Dans leur volonté de maximiser le gain sur la mort de celui que ses militants appellent affectueusement « le sphinx de Limete », le Président du Rassemblement de l’opposition et ancien Premier ministre de la RDC, Etienne Tshisekedi, des caciques de son parti, l’UDPS, conditionnent le rapatriement de sa dépouille et l’organisation des obsèques à la nomination de son fils Félix Tshisekedi Tshilombo, comme Premier ministre par le Président de la République. Dans un tweet illustré, entouré d’une dizaine de militants et daté du 3 février 2017, Martin Fayulu, président d’un petit parti membre du Rassemblement, l’Ecide, a affirmé que le Rassemblement « soutient la volonté du peuple qui réclame que le corps d’Etienne Tshisekedi ne soit mis en terre que seulement après la nomination de son fils Félix comme Premier Ministre par le chef de l’Etat ». Sans préciser sous quelle forme le « peuple » se serait ainsi exprimé.

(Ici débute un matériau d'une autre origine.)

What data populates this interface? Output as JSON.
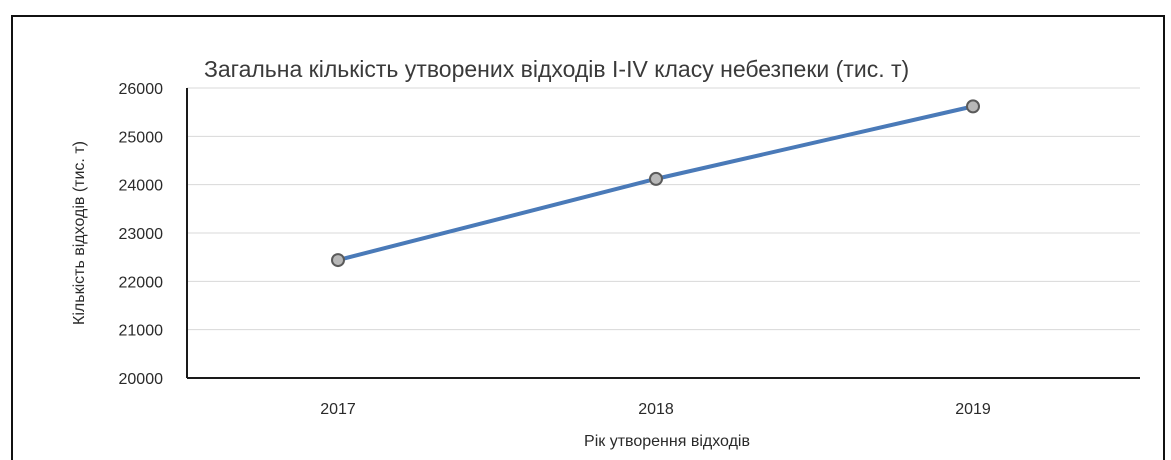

Le secrétaire général de l’UDPS, Monsieur Kabund a rajouté une couche mercredi en rejoignant la position de Fayulu. L’un et l’autre ont oublié (ou fait semblant d’oublier) que le seul moyen légitime pour le peuple de s’exprimer en RDC ou dans tout autre pays démocratique était les urnes, lors d’une élection, d’un référendum ou soit à travers ses représentants (parlementaires). Si l’UDPS arrive à convaincre la famille biologique sur la nécessité de ne pas inhumer le corps d’Etienne Tshisekedi avant la nomination plus qu’improbable de son fils comme Premier Ministre dans les délais ainsi exigés du Président Kabila qui n’a pas la réputation d’une poule mouillée, il faudrait s’attendre à une assez longue procédure jugée traumatisante par des spécialistes en Belgique. Traumatisante pour les proches et pour le de cujus lui-même. Pauvre Etienne Tshisekedi !
En effet, la famille de l’ancien Premier ministre qui donna tant du fil à retordre au dictateur Mobutu devra s’armer d’énormément de patience et s’assurer la mobilisation d’une noria d’officiels et de professionnels pour maintenir le corps du défunt en état jusqu’aux funérailles le temps des discussions pour obtenir le poste de premier Ministre au profit de son fougueux – et ambitieux – rejeton Félix.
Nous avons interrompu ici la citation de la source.